28/11/2019 - 14:00-17:00
Médecine et chirurgie orales
Thématique (DPC)
C64 -Diagnostic des lésions osseuses de la cavité buccale - N° DPC 13281900008
Objectifs :
- Savoir réaliser un examen clinique hiérarchisé (démarche séméiologique) face à une lésion maxillaire à symptomatologie souvent restreinte et peu spécifique.
- Savoir prescrire et interpréter les examens complémentaires (en particulier radiologiques) nécessaires pour déterminer la nature de la lésion.
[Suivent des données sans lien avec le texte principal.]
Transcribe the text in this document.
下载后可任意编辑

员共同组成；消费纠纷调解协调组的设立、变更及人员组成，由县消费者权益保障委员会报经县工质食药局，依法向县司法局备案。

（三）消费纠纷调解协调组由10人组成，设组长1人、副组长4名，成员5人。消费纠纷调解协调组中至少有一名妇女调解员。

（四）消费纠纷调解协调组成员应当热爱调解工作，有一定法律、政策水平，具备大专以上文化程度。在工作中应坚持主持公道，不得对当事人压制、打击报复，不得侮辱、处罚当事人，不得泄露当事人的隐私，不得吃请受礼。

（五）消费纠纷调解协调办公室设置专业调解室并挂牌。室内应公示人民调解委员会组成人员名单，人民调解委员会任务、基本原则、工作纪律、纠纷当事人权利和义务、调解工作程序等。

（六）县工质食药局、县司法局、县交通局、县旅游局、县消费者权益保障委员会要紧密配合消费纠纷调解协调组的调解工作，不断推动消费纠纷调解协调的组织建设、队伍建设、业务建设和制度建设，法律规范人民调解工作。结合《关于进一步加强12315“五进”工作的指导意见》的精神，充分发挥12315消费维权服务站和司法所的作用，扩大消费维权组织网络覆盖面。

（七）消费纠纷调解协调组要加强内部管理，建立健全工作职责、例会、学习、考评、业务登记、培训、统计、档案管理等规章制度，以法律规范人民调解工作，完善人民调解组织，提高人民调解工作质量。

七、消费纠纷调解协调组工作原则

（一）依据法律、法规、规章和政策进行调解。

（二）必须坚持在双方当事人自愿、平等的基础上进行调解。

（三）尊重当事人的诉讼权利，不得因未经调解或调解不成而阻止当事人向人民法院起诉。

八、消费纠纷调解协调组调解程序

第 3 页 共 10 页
- Connaître les principales étiologies des lésions radio-claires, radio-opaques, mixtes et ostéo-condensantes.
- Intégrer l’utilité (l’obligation) d’un examen histologique systématique de toutes les pièces d’exérèse.
- Savoir organiser les modalités de prise en charge : qui fait la biopsie ? quand adresser son patient ? comment assurer le suivi post-opératoire ?
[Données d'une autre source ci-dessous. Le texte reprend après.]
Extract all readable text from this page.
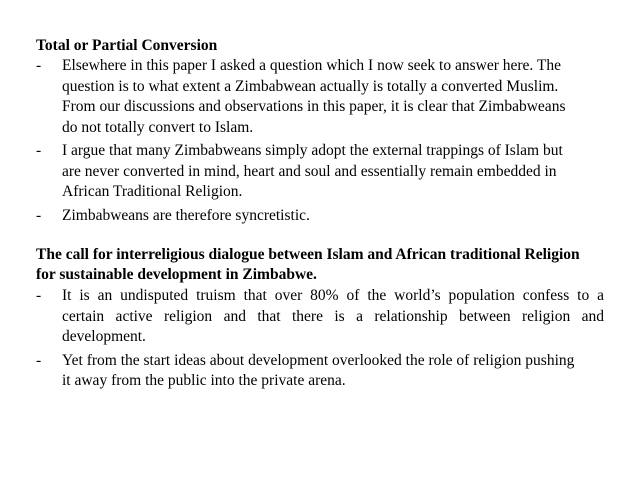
Total or Partial Conversion
- Elsewhere in this paper I asked a question which I now seek to answer here. The
question is to what extent a Zimbabwean actually is totally a converted Muslim.
From our discussions and observations in this paper, it is clear that Zimbabweans
do not totally convert to Islam.
- I argue that many Zimbabweans simply adopt the external trappings of Islam but
are never converted in mind, heart and soul and essentially remain embedded in
African Traditional Religion.
- Zimbabweans are therefore syncretistic.
The call for interreligious dialogue between Islam and African traditional Religion
for sustainable development in Zimbabwe.
- It is an undisputed truism that over 80% of the world’s population confess to a
certain active religion and that there is a relationship between religion and
development.
- Yet from the start ideas about development overlooked the role of religion pushing
it away from the public into the private arena.
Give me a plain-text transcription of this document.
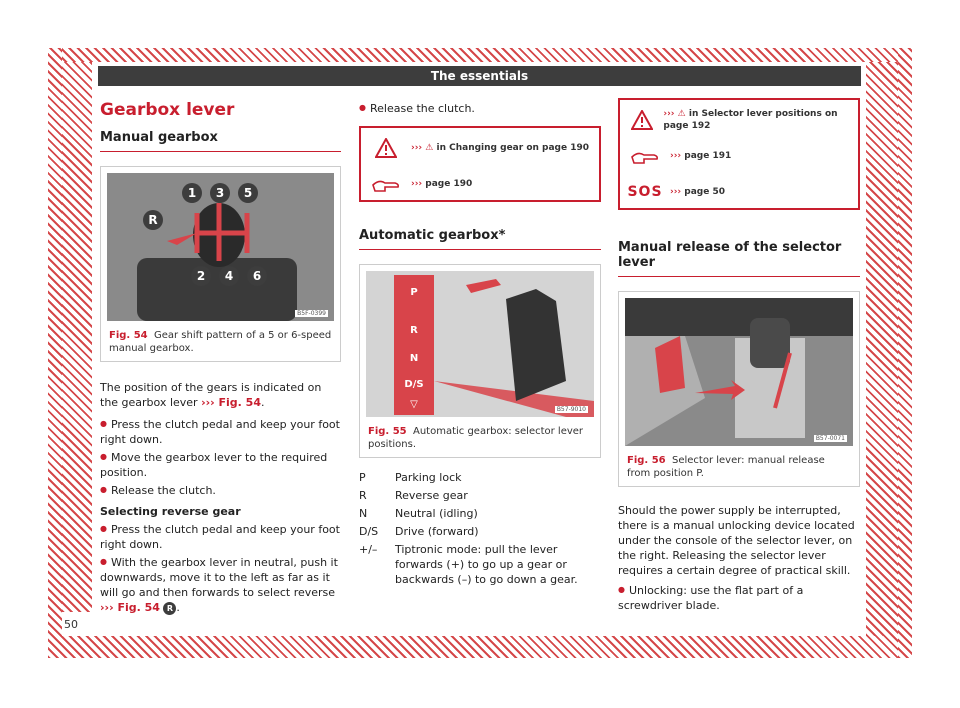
The essentials
Gearbox lever
Manual gearbox
1 3 5
R
2 4 6
B5F-0399
Fig. 54 Gear shift pattern of a 5 or 6-speed manual gearbox.

The position of the gears is indicated on the gearbox lever ››› Fig. 54.

● Press the clutch pedal and keep your foot right down.

● Move the gearbox lever to the required position.

● Release the clutch.

Selecting reverse gear

● Press the clutch pedal and keep your foot right down.

● With the gearbox lever in neutral, push it downwards, move it to the left as far as it will go and then forwards to select reverse ››› Fig. 54 R .

50

● Release the clutch.

››› ⚠ in Changing gear on page 190
››› page 190
Automatic gearbox*
P
R
N
D/S
▽	B57-9010
Fig. 55 Automatic gearbox: selector lever positions.
P	Parking lock
R	Reverse gear
N	Neutral (idling)
D/S	Drive (forward)
+/–	Tiptronic mode: pull the lever forwards (+) to go up a gear or backwards (–) to go down a gear.
››› ⚠ in Selector lever positions on page 192
››› page 191
SOS ››› page 50
Manual release of the selector lever
B57-0071
Fig. 56 Selector lever: manual release from position P.

Should the power supply be interrupted, there is a manual unlocking device located under the console of the selector lever, on the right. Releasing the selector lever requires a certain degree of practical skill.

● Unlocking: use the flat part of a screwdriver blade.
Responsable Scientifique : Ahmed Feki
Conférenciers :
Matthieu Schmittbuhl - Imagerie de la pathologie kystique et tumorale de la cavité buccale. Approche actuelle.
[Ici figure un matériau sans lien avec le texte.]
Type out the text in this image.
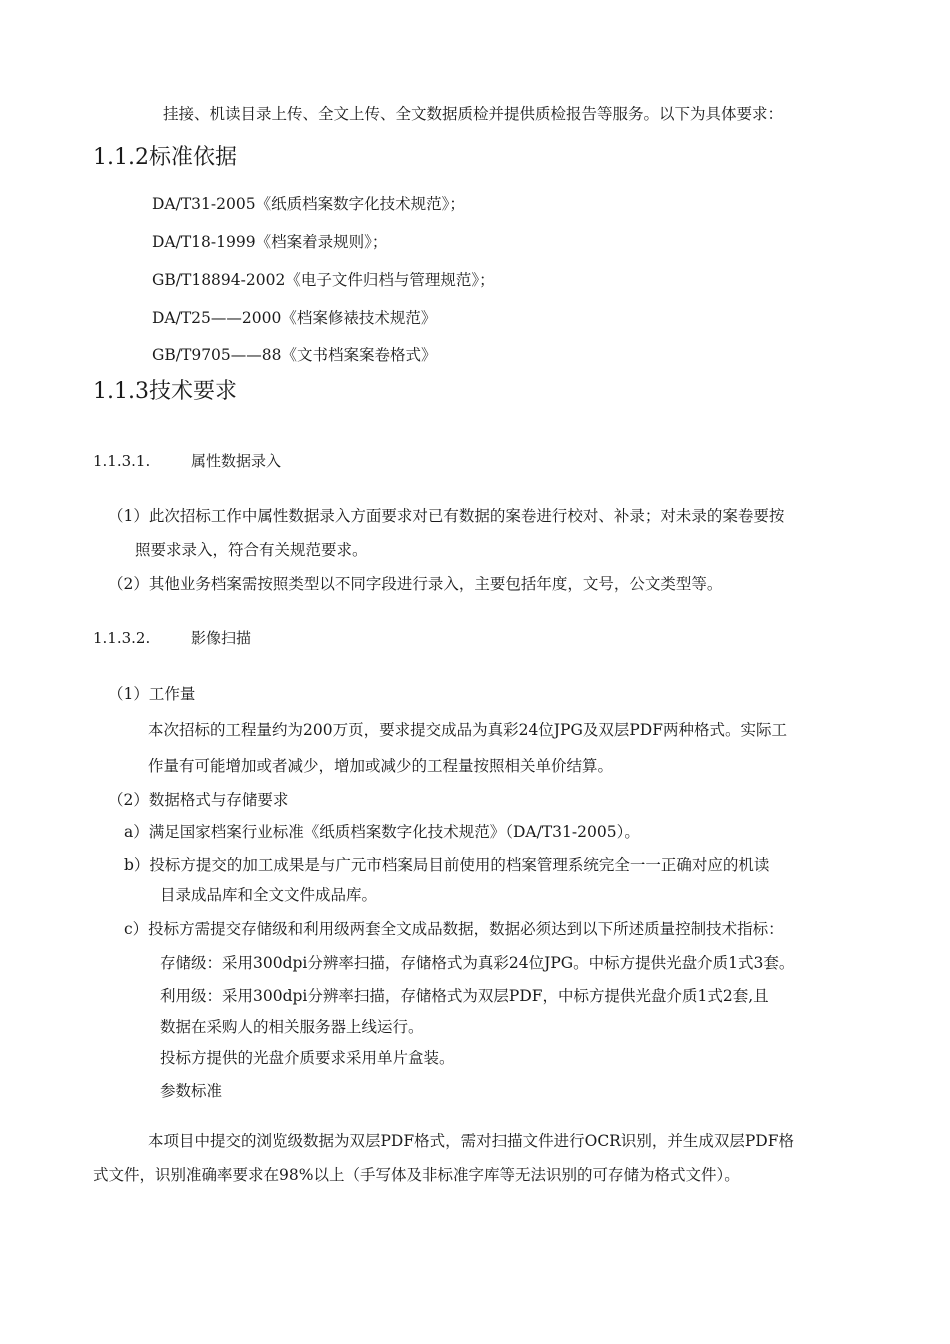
挂接、机读目录上传、全文上传、全文数据质检并提供质检报告等服务。以下为具体要求：
1.1.2标准依据
DA/T31-2005《纸质档案数字化技术规范》；
DA/T18-1999《档案着录规则》；
GB/T18894-2002《电子文件归档与管理规范》；
DA/T25——2000《档案修裱技术规范》
GB/T9705——88《文书档案案卷格式》
1.1.3技术要求
1.1.3.1.	属性数据录入
（1）此次招标工作中属性数据录入方面要求对已有数据的案卷进行校对、补录；对未录的案卷要按
照要求录入，符合有关规范要求。
（2）其他业务档案需按照类型以不同字段进行录入，主要包括年度，文号，公文类型等。
1.1.3.2.	影像扫描
（1）工作量
本次招标的工程量约为200万页，要求提交成品为真彩24位JPG及双层PDF两种格式。实际工
作量有可能增加或者减少，增加或减少的工程量按照相关单价结算。
（2）数据格式与存储要求
a）满足国家档案行业标准《纸质档案数字化技术规范》（DA/T31-2005）。
b）投标方提交的加工成果是与广元市档案局目前使用的档案管理系统完全一一正确对应的机读
目录成品库和全文文件成品库。
c）投标方需提交存储级和利用级两套全文成品数据，数据必须达到以下所述质量控制技术指标：
存储级：采用300dpi分辨率扫描，存储格式为真彩24位JPG。中标方提供光盘介质1式3套。
利用级：采用300dpi分辨率扫描，存储格式为双层PDF，中标方提供光盘介质1式2套,且
数据在采购人的相关服务器上线运行。
投标方提供的光盘介质要求采用单片盒装。
参数标准
本项目中提交的浏览级数据为双层PDF格式，需对扫描文件进行OCR识别，并生成双层PDF格
式文件，识别准确率要求在98%以上（手写体及非标准字库等无法识别的可存储为格式文件）。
Antoine Berbéri - Kystes des mâchoires : données cliniques et modalités thérapeutiques.
Philippe Campan - Tumeurs des mâchoires : données cliniques et modalités thérapeutiques.
Résumé :
La pathologie osseuse de la cavité buccale se caractérise par son polymorphisme (kystes, tumeurs et de nombreuses autres lésions apparentées, dont l’origine peut être liée aux organes dentaires, comme elle peut en être indépendante...).
Les circonstances de découverte sont variables : découverte fortuite, accident inflammatoire, manifestation neurologique, apparition d'une tuméfaction ou une asymétrie faciale, accidents dentaires...La stratégie diagnostique repose sur l'analyse conjointe du résultat de l'anamnèse, des données cliniques et du bilan d'imagerie. Mais, l'étiquetage final ne peut être qu'histologique.
La séméiologie clinique est restreinte et aspécifique. Elle se résume à la présence d'une tuméfaction, plus rarement un accident neurologique. Par ailleurs, la lésion peut déplacer les dents adjacentes ou contrarier leur évolution. La lyse de l'os alvéolaire est à l'origine de la mobilité de ces dents.
Le bilan d'imagerie nécessite parfois le recours à plusieurs incidences, mais là aussi, les images sont rarement spécifiques. Les images reconstructibles (CBCT, TDM, IRM) apportent des précisions utiles sur les limites de la lésion dans différents plans, la nature de son contenu, ses rapports topographiques et ses relations éventuelles avec les organes dentaires.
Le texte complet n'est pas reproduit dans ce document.